Di satu sisi, beras memang bisa berposisi sebagai komoditas privat dan komersial pada tataran tertentu yang tecermin oleh level harganya di pasar, yang masih bisa diterima baik oleh petani maupun oleh konsumen (rakyat pada umumnya). Dalam bahasa ekonominya dikatakan ketika permintaan beras relatif bisa dipenuhi oleh suplainya.
Namun, yang membedakan beras dengan komoditas privat/komersial lainnya adalah ketika kelangkaannya berdampak keresahan publik. Bandingkan dengan kelangkaan durian, tidak ada orang yang resah apalagi "turun ke jalan" minta harga durian diturunkan. Ini menunjukkan beras merupakan komoditas kuasi publik (komoditas publik yang semu).

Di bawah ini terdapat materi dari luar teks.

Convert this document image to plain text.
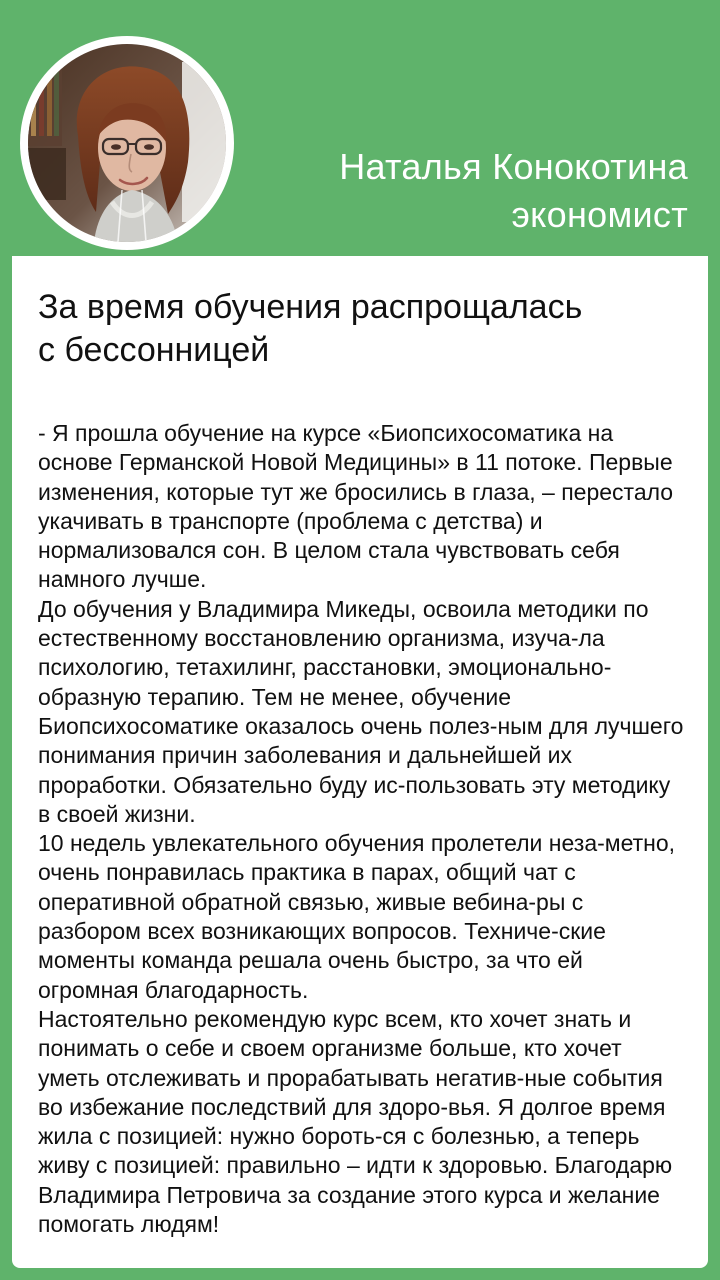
Наталья Конокотина
экономист
За время обучения распрощалась
с бессонницей

- Я прошла обучение на курсе «Биопсихосоматика на основе Германской Новой Медицины» в 11 потоке. Первые изменения, которые тут же бросились в глаза, – перестало укачивать в транспорте (проблема с детства) и нормализовался сон. В целом стала чувствовать себя намного лучше.

До обучения у Владимира Микеды, освоила методики по естественному восстановлению организма, изуча-ла психологию, тетахилинг, расстановки, эмоционально-образную терапию. Тем не менее, обучение Биопсихосоматике оказалось очень полез-ным для лучшего понимания причин заболевания и дальнейшей их проработки. Обязательно буду ис-пользовать эту методику в своей жизни.

10 недель увлекательного обучения пролетели неза-метно, очень понравилась практика в парах, общий чат с оперативной обратной связью, живые вебина-ры с разбором всех возникающих вопросов. Техниче-ские моменты команда решала очень быстро, за что ей огромная благодарность.

Настоятельно рекомендую курс всем, кто хочет знать и понимать о себе и своем организме больше, кто хочет уметь отслеживать и прорабатывать негатив-ные события во избежание последствий для здоро-вья. Я долгое время жила с позицией: нужно бороть-ся с болезнью, а теперь живу с позицией: правильно – идти к здоровью. Благодарю Владимира Петровича за создание этого курса и желание помогать людям!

Di lain sisi, jika terjadi kelangkaan beras di pasar, yang ditunjukkan dengan naiknya harga beras secara signifikan, maka akan berpengaruh pula pada "pasar politik". Artinya, pada saat itu kelangkaan beras menjadi sinyal pula akan langkanya "kepercayaan" publik terhadap pemerintah, yang bisa menjadi faktor pemicu dicabutnya "kontrak politik" antara keduanya, seperti yang telah dialami oleh dua presiden penguasa Orde lama dan Orde Baru. Inilah penjelasan bahwa beras adalah komoditas politik.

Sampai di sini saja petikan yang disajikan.